Comment by _davide_

9 days ago

I had a subscription before the price was cut down; the model kept randomly looping the with same character (burning 30% of the budget in one shot), and the overall performance for agentic purposes is, simply put, terrible. It finds non-existing bugs and randomly removes chunks of code to fix them, then even presents it as an "extra fix". Maybe it's a good generalistic model; I haven't tested it in that regard.

MiniMax (currently 2.7) which is a ~270B model tuned exclusively for agentic purposes, performs so MUCH better; it's more reliable and cheaper. Both are still far away from Opus 4.7 that I'm using at work. IMO benchmarks are just a very rough estimation; everyone cheats as much as they can get away with. Test the model yourself; do not make any assumptions based on the benchmarks.

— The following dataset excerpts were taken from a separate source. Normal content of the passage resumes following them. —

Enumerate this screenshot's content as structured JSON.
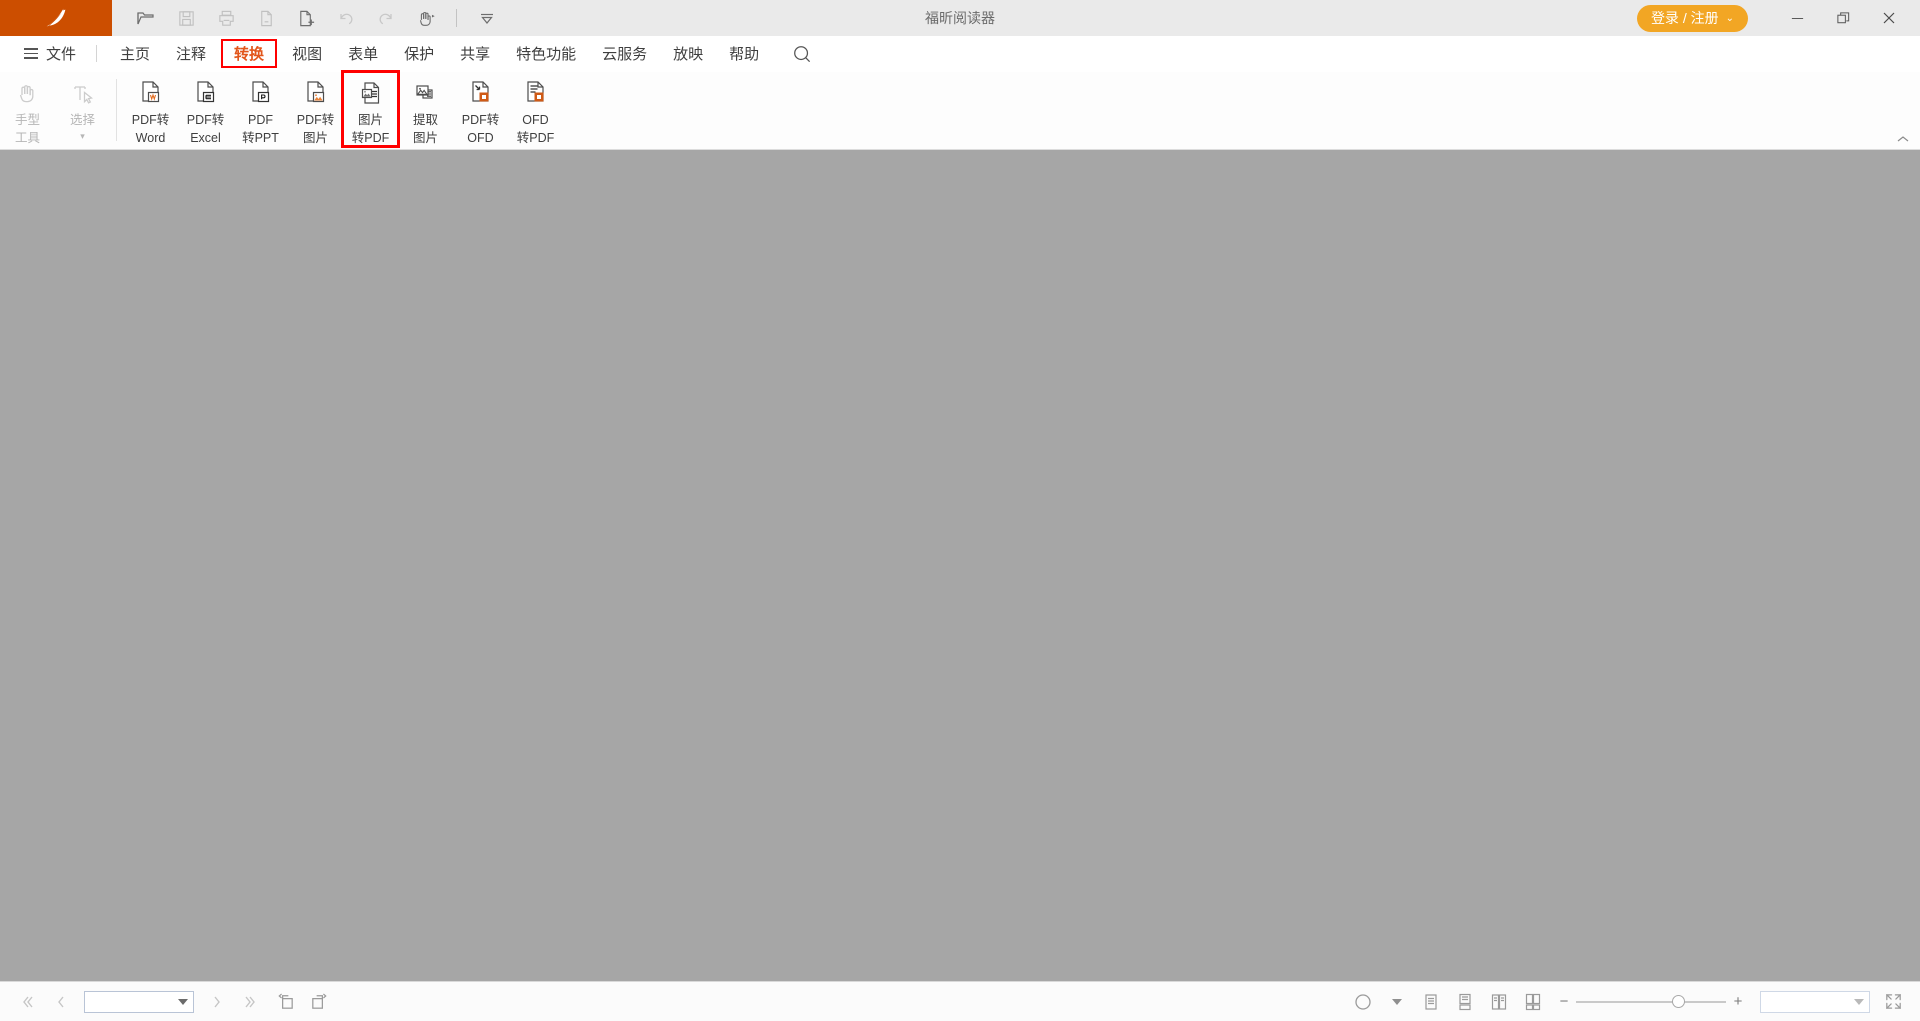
{
  "window": {
    "title": "福昕阅读器",
    "logo_icon": "foxit-logo-icon",
    "login_label": "登录 / 注册",
    "login_caret": "⌄",
    "minimize_icon": "minimize-icon",
    "restore_icon": "restore-icon",
    "close_icon": "close-icon",
    "brand_color": "#cc4e00",
    "login_color": "#f2a624"
  },
  "quick_access": {
    "items": [
      {
        "name": "open-file-icon",
        "tip": "打开"
      },
      {
        "name": "save-icon",
        "tip": "保存"
      },
      {
        "name": "print-icon",
        "tip": "打印"
      },
      {
        "name": "email-attachment-icon",
        "tip": "以附件形式发送"
      },
      {
        "name": "create-pdf-icon",
        "tip": "从文件创建PDF"
      },
      {
        "name": "undo-icon",
        "tip": "撤销"
      },
      {
        "name": "redo-icon",
        "tip": "重做"
      },
      {
        "name": "hand-tool-icon",
        "tip": "手型工具"
      }
    ],
    "customize_icon": "customize-toolbar-icon"
  },
  "menubar": {
    "file_label": "文件",
    "hamburger_icon": "hamburger-icon",
    "search_icon": "search-icon",
    "items": [
      {
        "label": "主页",
        "active": false
      },
      {
        "label": "注释",
        "active": false
      },
      {
        "label": "转换",
        "active": true
      },
      {
        "label": "视图",
        "active": false
      },
      {
        "label": "表单",
        "active": false
      },
      {
        "label": "保护",
        "active": false
      },
      {
        "label": "共享",
        "active": false
      },
      {
        "label": "特色功能",
        "active": false
      },
      {
        "label": "云服务",
        "active": false
      },
      {
        "label": "放映",
        "active": false
      },
      {
        "label": "帮助",
        "active": false
      }
    ],
    "highlight_color": "#ff0000",
    "active_text_color": "#e2561b"
  },
  "ribbon": {
    "tools": [
      {
        "icon": "hand-tool-icon",
        "line1": "手型",
        "line2": "工具",
        "disabled": true,
        "highlight": false
      },
      {
        "icon": "select-text-icon",
        "line1": "选择",
        "line2": "▾",
        "disabled": true,
        "highlight": false
      }
    ],
    "converters": [
      {
        "icon": "pdf-to-word-icon",
        "line1": "PDF转",
        "line2": "Word",
        "highlight": false
      },
      {
        "icon": "pdf-to-excel-icon",
        "line1": "PDF转",
        "line2": "Excel",
        "highlight": false
      },
      {
        "icon": "pdf-to-ppt-icon",
        "line1": "PDF",
        "line2": "转PPT",
        "highlight": false
      },
      {
        "icon": "pdf-to-image-icon",
        "line1": "PDF转",
        "line2": "图片",
        "highlight": false
      },
      {
        "icon": "image-to-pdf-icon",
        "line1": "图片",
        "line2": "转PDF",
        "highlight": true
      },
      {
        "icon": "extract-image-icon",
        "line1": "提取",
        "line2": "图片",
        "highlight": false
      },
      {
        "icon": "pdf-to-ofd-icon",
        "line1": "PDF转",
        "line2": "OFD",
        "highlight": false
      },
      {
        "icon": "ofd-to-pdf-icon",
        "line1": "OFD",
        "line2": "转PDF",
        "highlight": false
      }
    ],
    "collapse_icon": "chevron-up-icon"
  },
  "statusbar": {
    "first_page_icon": "first-page-icon",
    "prev_page_icon": "prev-page-icon",
    "page_value": "",
    "next_page_icon": "next-page-icon",
    "last_page_icon": "last-page-icon",
    "rotate_left_icon": "rotate-left-icon",
    "rotate_right_icon": "rotate-right-icon",
    "read_mode_icon": "read-mode-icon",
    "read_mode_caret": "▾",
    "single_page_icon": "single-page-view-icon",
    "continuous_icon": "continuous-view-icon",
    "facing_icon": "facing-view-icon",
    "facing_continuous_icon": "facing-continuous-view-icon",
    "zoom_out_label": "−",
    "zoom_in_label": "+",
    "zoom_value": "",
    "zoom_percent": 64,
    "fullscreen_icon": "fullscreen-icon"
  },
  "canvas": {
    "background_color": "#a6a6a6"
  }
}
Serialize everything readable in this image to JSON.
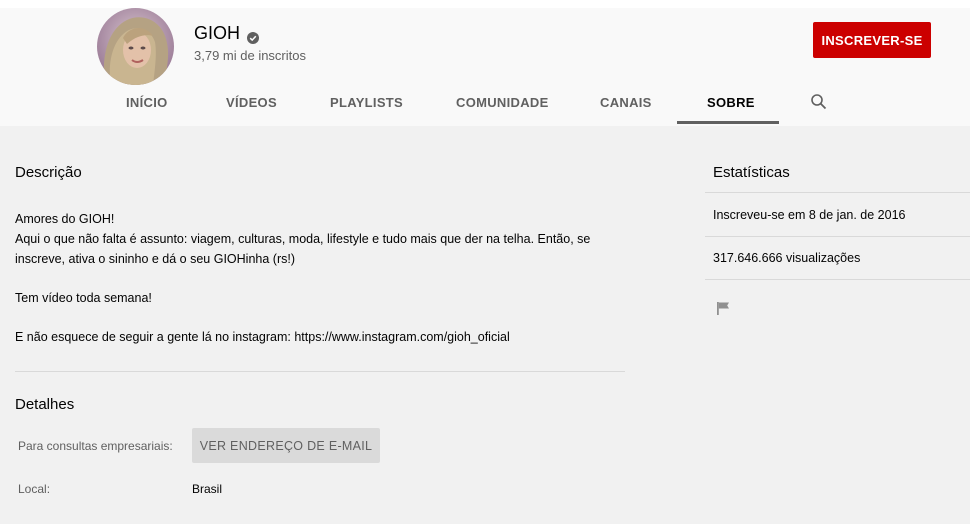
{
  "channel": {
    "name": "GIOH",
    "subscribers": "3,79 mi de inscritos",
    "avatar_icon": "avatar-image",
    "verified_icon": "verified-check-icon"
  },
  "subscribe_label": "INSCREVER-SE",
  "tabs": [
    {
      "label": "INÍCIO",
      "active": false
    },
    {
      "label": "VÍDEOS",
      "active": false
    },
    {
      "label": "PLAYLISTS",
      "active": false
    },
    {
      "label": "COMUNIDADE",
      "active": false
    },
    {
      "label": "CANAIS",
      "active": false
    },
    {
      "label": "SOBRE",
      "active": true
    }
  ],
  "search_icon": "search-icon",
  "description": {
    "title": "Descrição",
    "lines": [
      "Amores do GIOH!",
      "Aqui o que não falta é assunto: viagem, culturas, moda, lifestyle e tudo mais que der na telha. Então, se inscreve, ativa o sininho e dá o seu GIOHinha (rs!)",
      "Tem vídeo toda semana!",
      "E não esquece de seguir a gente lá no instagram: https://www.instagram.com/gioh_oficial"
    ]
  },
  "details": {
    "title": "Detalhes",
    "business_label": "Para consultas empresariais:",
    "email_button": "VER ENDEREÇO DE E-MAIL",
    "location_label": "Local:",
    "location_value": "Brasil"
  },
  "stats": {
    "title": "Estatísticas",
    "joined": "Inscreveu-se em 8 de jan. de 2016",
    "views": "317.646.666 visualizações",
    "flag_icon": "flag-icon"
  },
  "colors": {
    "subscribe": "#cc0000",
    "header_bg": "#f9f9f9",
    "content_bg": "#f1f1f1"
  }
}
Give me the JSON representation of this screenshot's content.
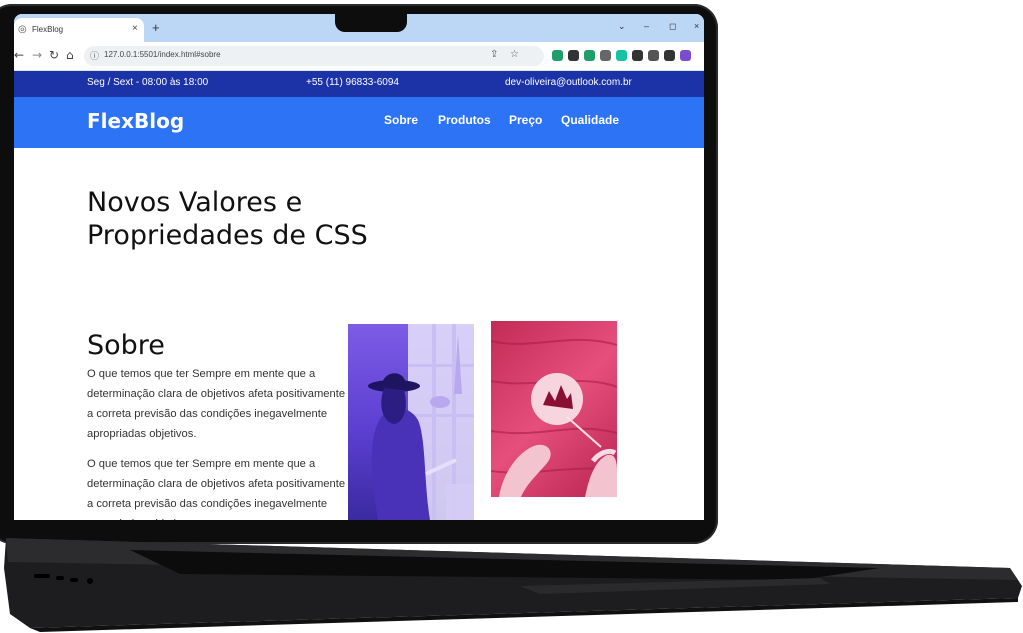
{
  "browser": {
    "tab_title": "FlexBlog",
    "tab_close": "×",
    "new_tab": "+",
    "url": "127.0.0.1:5501/index.html#sobre",
    "window_minimize": "–",
    "window_maximize": "◻",
    "window_close": "×",
    "nav_icons": [
      "back-icon",
      "forward-icon",
      "reload-icon",
      "home-icon"
    ],
    "extension_colors": [
      "#1f9d6b",
      "#333333",
      "#1f9d6b",
      "#666666",
      "#16c2a3",
      "#333333",
      "#555555",
      "#333333",
      "#7b4bd1"
    ]
  },
  "page": {
    "topbar": {
      "hours": "Seg / Sext - 08:00 às 18:00",
      "phone": "+55 (11) 96833-6094",
      "email": "dev-oliveira@outlook.com.br"
    },
    "header": {
      "logo": "FlexBlog",
      "nav": [
        "Sobre",
        "Produtos",
        "Preço",
        "Qualidade"
      ]
    },
    "hero": {
      "title_line1": "Novos Valores e",
      "title_line2": "Propriedades de CSS"
    },
    "about": {
      "title": "Sobre",
      "paragraph1": "O que temos que ter Sempre em mente que a determinação clara de objetivos afeta positivamente a correta previsão das condições inegavelmente apropriadas objetivos.",
      "paragraph2": "O que temos que ter Sempre em mente que a determinação clara de objetivos afeta positivamente a correta previsão das condições inegavelmente apropriadas objetivos."
    }
  },
  "colors": {
    "topbar": "#1c33a8",
    "header": "#2d73f5",
    "image_purple": "#6a4be0",
    "image_pink": "#d93864"
  }
}
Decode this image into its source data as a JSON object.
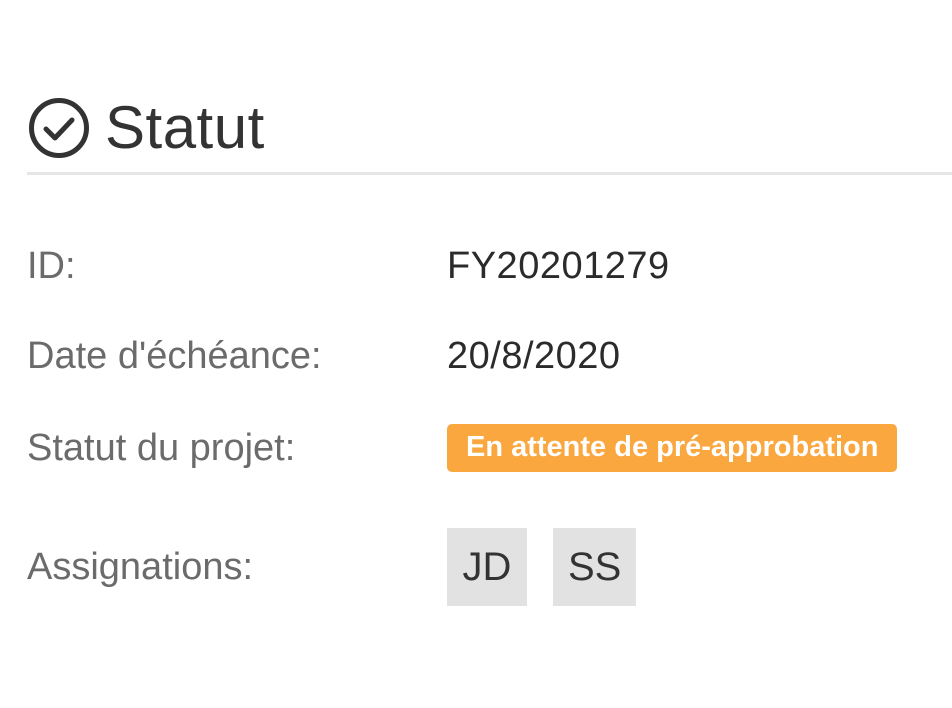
{
  "section": {
    "title": "Statut",
    "icon": "check-circle-icon"
  },
  "fields": {
    "id": {
      "label": "ID:",
      "value": "FY20201279"
    },
    "due_date": {
      "label": "Date d'échéance:",
      "value": "20/8/2020"
    },
    "project_status": {
      "label": "Statut du projet:",
      "badge": "En attente de pré-approbation",
      "badge_color": "#f9a73e"
    },
    "assignments": {
      "label": "Assignations:",
      "assignees": [
        "JD",
        "SS"
      ]
    }
  }
}
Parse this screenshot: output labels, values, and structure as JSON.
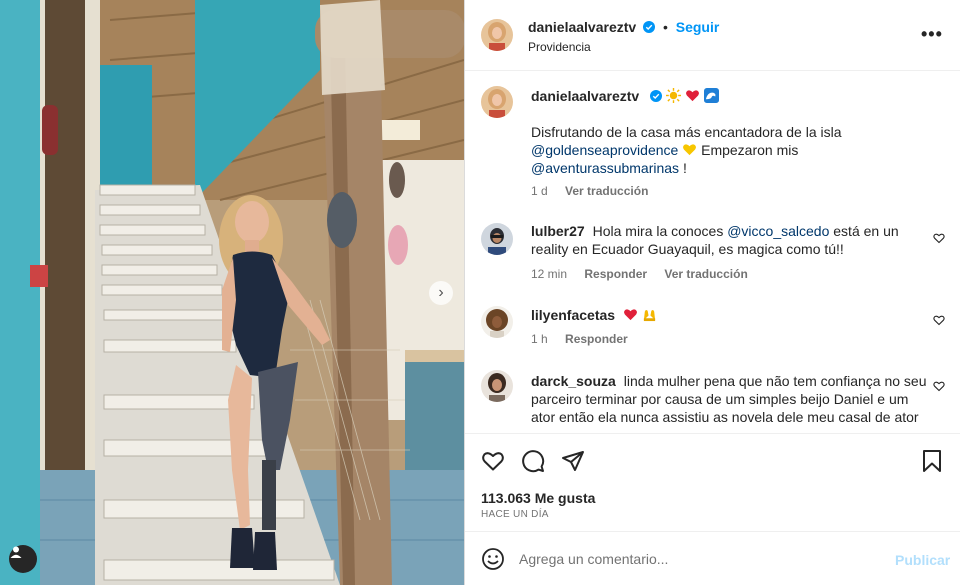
{
  "post": {
    "author": "danielaalvareztv",
    "separator": "•",
    "follow_label": "Seguir",
    "location": "Providencia",
    "more_icon": "more-horizontal-icon",
    "more_label": "•••"
  },
  "caption": {
    "author": "danielaalvareztv",
    "emojis": [
      "sun-emoji",
      "red-heart-emoji",
      "wave-emoji"
    ],
    "line1": "Disfrutando de la casa más encantadora de la isla",
    "mention1": "@goldenseaprovidence",
    "line2_after": "Empezaron mis",
    "mention2": "@aventurassubmarinas",
    "line3_after": " !",
    "time": "1 d",
    "translate_label": "Ver traducción"
  },
  "comments": [
    {
      "user": "lulber27",
      "text_before": "Hola mira la conoces ",
      "mention": "@vicco_salcedo",
      "text_after": " está en un reality en Ecuador Guayaquil, es magica como tú!!",
      "time": "12 min",
      "reply_label": "Responder",
      "translate_label": "Ver traducción"
    },
    {
      "user": "lilyenfacetas",
      "emojis": [
        "red-heart-emoji",
        "praise-hands-emoji"
      ],
      "time": "1 h",
      "reply_label": "Responder"
    },
    {
      "user": "darck_souza",
      "text": "linda mulher pena que não tem confiança no seu parceiro terminar por causa de um simples beijo Daniel e um ator então ela nunca assistiu as novela dele meu casal de ator"
    }
  ],
  "actions": {
    "like_icon": "heart-icon",
    "comment_icon": "comment-icon",
    "share_icon": "send-icon",
    "save_icon": "bookmark-icon"
  },
  "likes_text": "113.063 Me gusta",
  "posted_ago": "HACE UN DÍA",
  "composer": {
    "placeholder": "Agrega un comentario...",
    "publish_label": "Publicar",
    "emoji_icon": "smiley-icon"
  },
  "photo": {
    "next_icon": "chevron-right-icon",
    "next_label": "›",
    "tag_icon": "user-tag-icon"
  },
  "colors": {
    "accent": "#0095f6",
    "link": "#00376b",
    "publish_disabled": "#b2dffc",
    "muted": "#737373",
    "text": "#262626",
    "verified": "#0095f6"
  }
}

I would love to see specialized, cheaper, bleeding-edge models like MiniMax for other non-agentic purposes as well. Why pay $1 for a general model when, for example, you can pay $0.1 for a content-moderator model that you actually need?

2 comments

_davide_

zarify 9 days ago

Funny, I had the opposite experience with MiniMax and Mimo when using OpenCode. MiniMax got stuck with looping through broken tool calls all the time and MiMo just powered through things and for the most part just worked.

shanoaice 6 days ago

similarly for me, MiniMax is kind of horrible that it somewhat regularly fall into loops that I had to save it from. DeepSeek & MiMO rarely got stuck. wonder how you get completely reversed experience.